Cultural Corner: Yad Vashem gives a name to WWII heroes

Leo Ullman

Leo S. Ullman was one of the lucky ones.

It probably didn’t feel much like luck at the time. He was taken away from his parents. He had to stay with strangers for more than two years. He had to disappear, given false papers. Become illegal. He ended up in an orphanage. His parents had to hide in an attic, “live like rats” for the duration of World War II.

Still, because of the bravery of Dutch strangers, Ullman and his parents survived the Nazi occupation of the Netherlands. So many of their Jewish brethren did not. A higher percentage of Jews were murdered in the Netherlands than in any other Western European country, more than 80 percent. In 1947, the Ullmans took off for the United States. There, “they quickly grew roots, becoming active and involved in their chosen community, and were able to succeed with zeal and good fortune.” Leo Ullman went on to study at Harvard and become a U.S. Marine.

He also never forgot those who had helped him: Pieter Hoogenboom, a policeman from Utrecht who provided the family with false papers, and Hendrik and Jannigje Schimmel-Manschot, in whose house he stayed, his identity hidden, for 796 days.

So, Ullman nominated them for Yad Vashem. This is Israel’s official memorial and, among others, it honors “Gentiles who selflessly aided Jews in need.” Once the research into their actions was complete, Hogenboom and the Schimmel-Manschots were granted honorary Israeli citizenship and their names placed in the Garden of the Righteous Among Nations in Jerusalem. It is a high honor.

Yad Vashem refers to a verse in the book of Isaiah, which reads: “To them I will give within my temple and its walls a memorial and a name better than sons and daughters; I will give them an everlasting name that will endure forever.”

Ullman and ten members of his family came to Amsterdam for the ceremony, organized by the Israeli Embassy and held at the Jewish Historical Museum. Family members of the honorees, with whom Ullman had already been in touch, were also there.

Members of the Hoogenboom and the Schimmel-Manschot families accept the honors
Members of the Hoogenboom and the Schimmel-Manschot families accept the honors

Pieter Hoogenboom, the policeman, was a family friend of the Ullmans. He and his son of the same name provided false papers to Jewish families, according to Ullman’s book 796 Days. Several of Ullman’s family members stayed for some time with Hoogenboom himself.
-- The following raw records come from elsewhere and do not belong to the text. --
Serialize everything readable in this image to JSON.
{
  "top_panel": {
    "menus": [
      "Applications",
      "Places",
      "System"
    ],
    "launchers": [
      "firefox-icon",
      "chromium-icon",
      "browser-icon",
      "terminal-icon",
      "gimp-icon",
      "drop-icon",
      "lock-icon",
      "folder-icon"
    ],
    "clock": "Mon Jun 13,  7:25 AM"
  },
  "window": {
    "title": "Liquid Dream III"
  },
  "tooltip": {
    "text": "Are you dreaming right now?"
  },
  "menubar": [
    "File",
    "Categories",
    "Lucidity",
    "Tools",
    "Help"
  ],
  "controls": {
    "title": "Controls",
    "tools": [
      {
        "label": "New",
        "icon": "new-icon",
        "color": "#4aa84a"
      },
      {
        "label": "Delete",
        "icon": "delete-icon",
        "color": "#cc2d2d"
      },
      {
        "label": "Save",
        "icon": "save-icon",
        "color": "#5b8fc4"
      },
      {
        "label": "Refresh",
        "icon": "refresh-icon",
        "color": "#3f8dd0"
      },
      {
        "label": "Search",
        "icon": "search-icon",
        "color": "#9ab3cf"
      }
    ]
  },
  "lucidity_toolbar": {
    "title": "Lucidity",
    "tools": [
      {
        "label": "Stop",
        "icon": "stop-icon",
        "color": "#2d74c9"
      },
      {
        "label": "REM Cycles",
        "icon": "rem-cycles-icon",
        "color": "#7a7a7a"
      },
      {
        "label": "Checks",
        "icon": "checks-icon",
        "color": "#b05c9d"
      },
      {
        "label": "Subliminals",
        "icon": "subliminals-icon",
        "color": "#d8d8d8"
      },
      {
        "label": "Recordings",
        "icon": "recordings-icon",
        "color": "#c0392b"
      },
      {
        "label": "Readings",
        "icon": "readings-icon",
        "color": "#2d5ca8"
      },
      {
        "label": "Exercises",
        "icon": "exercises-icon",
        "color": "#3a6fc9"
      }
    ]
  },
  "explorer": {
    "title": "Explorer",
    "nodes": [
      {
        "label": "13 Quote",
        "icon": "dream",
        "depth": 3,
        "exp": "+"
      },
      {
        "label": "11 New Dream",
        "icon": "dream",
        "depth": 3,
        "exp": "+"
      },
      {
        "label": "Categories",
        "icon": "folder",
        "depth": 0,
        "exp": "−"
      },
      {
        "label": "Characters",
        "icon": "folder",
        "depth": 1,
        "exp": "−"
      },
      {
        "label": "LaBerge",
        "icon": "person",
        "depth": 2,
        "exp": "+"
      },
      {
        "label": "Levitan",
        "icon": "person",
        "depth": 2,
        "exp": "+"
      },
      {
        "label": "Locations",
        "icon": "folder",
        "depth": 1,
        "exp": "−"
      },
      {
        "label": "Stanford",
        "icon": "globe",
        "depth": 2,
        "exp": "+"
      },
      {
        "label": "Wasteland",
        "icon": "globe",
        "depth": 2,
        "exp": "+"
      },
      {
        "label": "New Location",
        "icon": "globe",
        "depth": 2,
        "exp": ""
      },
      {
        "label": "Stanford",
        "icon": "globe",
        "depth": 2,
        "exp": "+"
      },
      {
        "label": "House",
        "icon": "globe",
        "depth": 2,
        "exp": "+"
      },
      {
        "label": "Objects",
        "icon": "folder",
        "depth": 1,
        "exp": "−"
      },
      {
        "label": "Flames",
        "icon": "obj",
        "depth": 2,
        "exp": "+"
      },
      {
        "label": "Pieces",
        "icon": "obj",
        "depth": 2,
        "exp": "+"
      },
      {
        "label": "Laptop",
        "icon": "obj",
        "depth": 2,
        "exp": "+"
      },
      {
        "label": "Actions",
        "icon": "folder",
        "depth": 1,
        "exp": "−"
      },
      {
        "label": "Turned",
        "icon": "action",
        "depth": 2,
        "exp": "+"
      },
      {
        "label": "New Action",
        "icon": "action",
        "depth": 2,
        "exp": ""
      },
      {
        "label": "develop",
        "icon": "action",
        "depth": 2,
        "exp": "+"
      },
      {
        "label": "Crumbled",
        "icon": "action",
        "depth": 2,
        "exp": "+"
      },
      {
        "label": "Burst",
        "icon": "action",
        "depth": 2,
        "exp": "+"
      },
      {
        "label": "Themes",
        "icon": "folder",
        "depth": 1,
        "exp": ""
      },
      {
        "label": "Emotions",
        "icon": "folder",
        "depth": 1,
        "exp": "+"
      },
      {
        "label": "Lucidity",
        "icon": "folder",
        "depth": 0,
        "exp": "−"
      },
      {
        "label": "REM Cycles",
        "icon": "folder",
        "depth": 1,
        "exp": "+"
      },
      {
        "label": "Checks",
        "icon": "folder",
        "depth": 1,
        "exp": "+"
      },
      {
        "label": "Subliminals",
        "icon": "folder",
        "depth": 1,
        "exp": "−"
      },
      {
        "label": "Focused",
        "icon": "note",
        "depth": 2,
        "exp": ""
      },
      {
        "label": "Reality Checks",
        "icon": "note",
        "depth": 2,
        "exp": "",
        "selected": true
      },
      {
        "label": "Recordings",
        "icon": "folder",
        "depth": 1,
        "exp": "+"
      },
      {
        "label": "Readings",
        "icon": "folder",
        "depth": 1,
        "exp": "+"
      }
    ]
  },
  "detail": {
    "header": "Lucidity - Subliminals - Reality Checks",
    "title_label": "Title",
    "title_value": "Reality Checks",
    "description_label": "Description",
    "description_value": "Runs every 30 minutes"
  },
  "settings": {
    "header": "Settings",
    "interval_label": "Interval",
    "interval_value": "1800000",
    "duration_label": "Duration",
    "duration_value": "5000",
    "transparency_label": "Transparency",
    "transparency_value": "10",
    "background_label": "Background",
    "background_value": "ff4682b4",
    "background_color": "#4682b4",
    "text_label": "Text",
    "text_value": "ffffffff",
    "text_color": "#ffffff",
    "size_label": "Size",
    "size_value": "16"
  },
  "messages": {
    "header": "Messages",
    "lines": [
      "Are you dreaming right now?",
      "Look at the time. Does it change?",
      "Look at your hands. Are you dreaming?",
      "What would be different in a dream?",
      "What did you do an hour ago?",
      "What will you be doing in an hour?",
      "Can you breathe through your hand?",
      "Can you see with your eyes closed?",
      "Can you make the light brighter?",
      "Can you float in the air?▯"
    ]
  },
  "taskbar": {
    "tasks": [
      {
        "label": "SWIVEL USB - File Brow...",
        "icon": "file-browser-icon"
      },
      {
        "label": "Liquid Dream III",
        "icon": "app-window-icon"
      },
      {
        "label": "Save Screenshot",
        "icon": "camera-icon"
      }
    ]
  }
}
It was the Dutch Reformed Church that eventually put the Ullmans in touch with Anton Schimmel, whose parents took in Ullman for almost two and a half years. He called them Oma and Opa, granny and grandfather.

Pieter Hoogenboom, the grandson and son of the two Pieter Hoogenbooms, accepted the certificate and medal. He said his grandfather was no hero. Rather, he was just a typically stubborn Dutchman determined to do the right thing. He also didn’t like being told what to do by the Germans. Still, his stories about how close his father and grandfather came to being caught were spine tingling. Everyone knew that being caught helping Jews was a death penalty for the whole family, he said. The risks were real, the consequences devastating.

Ullman, born in 1939, is a relentlessly upbeat man, who competed in and completed a senior triathlon in Rotterdam the day before the ceremony. He noted that none of the family members who accompanied him to the ceremony would even exist had it not been for the unimaginable bravery – or the stubborn determination to do the right thing – of the people being honored.

In 1947, Leo’s family moved to the United States and settled in New York. Ullman remembers seeing the Statue of Liberty from the deck of the ship that brought him there. He remembers looking at his mother beside him, tears streaming down her face. “We made it; we beat Hitler,” she said.

They made it because of the quiet heroism of Dutch people determined to do the right thing, people now honored for their courage.